Sou a "miúda das causas", sempre o fui. Não me importo que assim me apelidem, por mais piroso que possa soar. Algumas das minhas lutas são pessoais, outras puramente motivadas pelo desprezo que tenho por injustiças sociais.

Gostei particularmente da minha passagem pelo colégio, pois permitiu-me estimular este meu lado intervencionista, assim como fazer vários amigos que pretendo manter por longos anos.

Sou uma pessoa muito ambiciosa e sonhadora face ao pessimismo que me é imposto pela sociedade. Revejo-me nas simples palavras de Fernando Pessoa, “Matar o sonho é matarmo-nos. É mutilar a nossa alma. O sonho é o que temos de realmente nosso, de impenetravelmente e inexpugnavelmente nosso".

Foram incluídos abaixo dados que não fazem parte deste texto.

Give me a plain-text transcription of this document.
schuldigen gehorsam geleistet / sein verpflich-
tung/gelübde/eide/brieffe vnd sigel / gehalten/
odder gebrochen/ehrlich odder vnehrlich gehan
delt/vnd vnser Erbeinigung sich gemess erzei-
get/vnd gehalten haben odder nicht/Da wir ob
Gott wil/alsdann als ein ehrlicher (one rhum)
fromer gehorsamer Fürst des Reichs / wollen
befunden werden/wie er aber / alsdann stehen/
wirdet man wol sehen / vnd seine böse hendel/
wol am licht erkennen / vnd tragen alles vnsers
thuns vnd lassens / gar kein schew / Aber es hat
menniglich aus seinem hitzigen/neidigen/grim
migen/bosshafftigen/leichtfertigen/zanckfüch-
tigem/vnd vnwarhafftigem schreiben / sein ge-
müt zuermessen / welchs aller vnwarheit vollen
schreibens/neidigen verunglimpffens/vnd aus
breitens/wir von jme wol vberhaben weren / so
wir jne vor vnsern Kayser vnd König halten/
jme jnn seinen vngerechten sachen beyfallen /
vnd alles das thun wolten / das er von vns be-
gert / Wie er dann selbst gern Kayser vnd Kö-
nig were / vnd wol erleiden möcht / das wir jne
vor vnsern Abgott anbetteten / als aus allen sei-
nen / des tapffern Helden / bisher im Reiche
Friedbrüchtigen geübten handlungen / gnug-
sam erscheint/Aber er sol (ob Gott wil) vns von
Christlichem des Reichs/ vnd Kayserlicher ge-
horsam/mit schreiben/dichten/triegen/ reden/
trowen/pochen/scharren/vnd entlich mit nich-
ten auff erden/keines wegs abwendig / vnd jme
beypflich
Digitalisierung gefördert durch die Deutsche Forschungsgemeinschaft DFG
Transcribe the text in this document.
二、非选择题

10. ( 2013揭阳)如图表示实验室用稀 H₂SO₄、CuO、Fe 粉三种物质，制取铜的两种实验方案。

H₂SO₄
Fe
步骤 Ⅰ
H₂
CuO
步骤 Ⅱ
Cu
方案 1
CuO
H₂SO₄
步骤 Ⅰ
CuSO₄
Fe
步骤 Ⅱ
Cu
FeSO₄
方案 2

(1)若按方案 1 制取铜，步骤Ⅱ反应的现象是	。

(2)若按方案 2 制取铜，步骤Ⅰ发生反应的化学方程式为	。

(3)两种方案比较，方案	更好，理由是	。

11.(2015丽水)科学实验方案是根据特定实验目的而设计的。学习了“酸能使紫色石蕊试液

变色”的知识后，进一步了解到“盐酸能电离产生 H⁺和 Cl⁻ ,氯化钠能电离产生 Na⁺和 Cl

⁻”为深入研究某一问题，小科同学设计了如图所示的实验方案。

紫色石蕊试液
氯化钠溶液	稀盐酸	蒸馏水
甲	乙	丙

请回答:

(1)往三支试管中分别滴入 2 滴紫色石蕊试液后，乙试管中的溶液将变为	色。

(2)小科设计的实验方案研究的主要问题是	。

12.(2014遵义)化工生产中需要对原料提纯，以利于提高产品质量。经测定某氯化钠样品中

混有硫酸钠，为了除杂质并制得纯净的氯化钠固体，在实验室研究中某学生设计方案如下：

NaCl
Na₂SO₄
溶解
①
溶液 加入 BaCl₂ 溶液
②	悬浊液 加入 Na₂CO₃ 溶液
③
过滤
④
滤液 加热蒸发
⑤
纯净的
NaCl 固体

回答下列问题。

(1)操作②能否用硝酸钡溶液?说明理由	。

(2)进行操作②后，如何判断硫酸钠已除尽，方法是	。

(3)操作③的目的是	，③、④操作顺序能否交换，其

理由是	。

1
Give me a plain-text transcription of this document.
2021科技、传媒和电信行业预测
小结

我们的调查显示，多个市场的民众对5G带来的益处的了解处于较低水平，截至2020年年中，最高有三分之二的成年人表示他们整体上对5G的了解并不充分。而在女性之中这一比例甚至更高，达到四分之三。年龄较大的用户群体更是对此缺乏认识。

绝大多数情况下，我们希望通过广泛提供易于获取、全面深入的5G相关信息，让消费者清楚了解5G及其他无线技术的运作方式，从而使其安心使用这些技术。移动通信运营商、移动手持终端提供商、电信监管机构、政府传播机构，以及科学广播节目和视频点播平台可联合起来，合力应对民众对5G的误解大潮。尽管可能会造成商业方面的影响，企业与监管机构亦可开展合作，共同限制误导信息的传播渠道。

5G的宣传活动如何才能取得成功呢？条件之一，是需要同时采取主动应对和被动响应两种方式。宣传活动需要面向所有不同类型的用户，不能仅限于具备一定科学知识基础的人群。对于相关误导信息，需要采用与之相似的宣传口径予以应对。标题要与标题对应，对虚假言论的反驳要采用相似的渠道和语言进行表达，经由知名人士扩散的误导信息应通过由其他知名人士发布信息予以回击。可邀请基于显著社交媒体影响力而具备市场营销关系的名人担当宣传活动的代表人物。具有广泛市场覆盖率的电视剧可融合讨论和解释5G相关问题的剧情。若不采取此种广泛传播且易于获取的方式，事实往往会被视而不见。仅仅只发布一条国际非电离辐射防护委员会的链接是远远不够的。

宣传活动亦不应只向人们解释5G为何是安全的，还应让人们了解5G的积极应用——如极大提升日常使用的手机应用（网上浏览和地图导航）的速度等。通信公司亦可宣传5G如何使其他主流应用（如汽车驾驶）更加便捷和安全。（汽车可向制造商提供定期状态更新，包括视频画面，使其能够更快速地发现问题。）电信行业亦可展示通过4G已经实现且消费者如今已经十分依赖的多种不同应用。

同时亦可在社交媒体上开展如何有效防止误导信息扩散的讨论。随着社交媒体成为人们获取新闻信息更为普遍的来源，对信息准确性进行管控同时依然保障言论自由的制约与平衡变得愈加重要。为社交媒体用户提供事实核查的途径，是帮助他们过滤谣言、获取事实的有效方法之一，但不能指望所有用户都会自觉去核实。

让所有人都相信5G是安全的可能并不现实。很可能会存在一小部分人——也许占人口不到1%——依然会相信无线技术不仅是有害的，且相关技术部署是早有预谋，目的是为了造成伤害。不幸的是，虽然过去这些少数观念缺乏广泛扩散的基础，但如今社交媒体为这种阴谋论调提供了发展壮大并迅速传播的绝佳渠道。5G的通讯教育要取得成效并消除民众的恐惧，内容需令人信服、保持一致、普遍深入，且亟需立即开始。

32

Quanto ao futuro, de muito pouco tenho a certeza. Sei que não vou ser médica - desculpa pai - e muito provavelmente nem engenheira - desculpa mãe. Apenas prometo dar o meu melhor para me sentir feliz e realizada. Não quero casar, muito menos ter filhos, talvez um dia venha a mudar de ideias (provavelmente não).

Quero estudar em Lisboa, fazer Erasmus em Berlim, ou talvez em Amsterdão. Quero viver em Edimburgo, Barcelona, Bordéus e Tuvalu. Em Crestuma, a minha família é conhecida por "Errante", talvez venha a ser a primeira a fazer jus ao nome.

Não sei quem ou como serei. A minha vida é construída tendo por base a incerteza e a constante e permanente vontade de aproveitar esta curta passagem pelo mundo ao máximo. Percorrer todas as filas da frente de todos os festivais do país, ir ao cinema três vezes por semana, entrar em contacto com todo o tipo de pessoas e experiências é o que quero, o resto vem por acréscimo.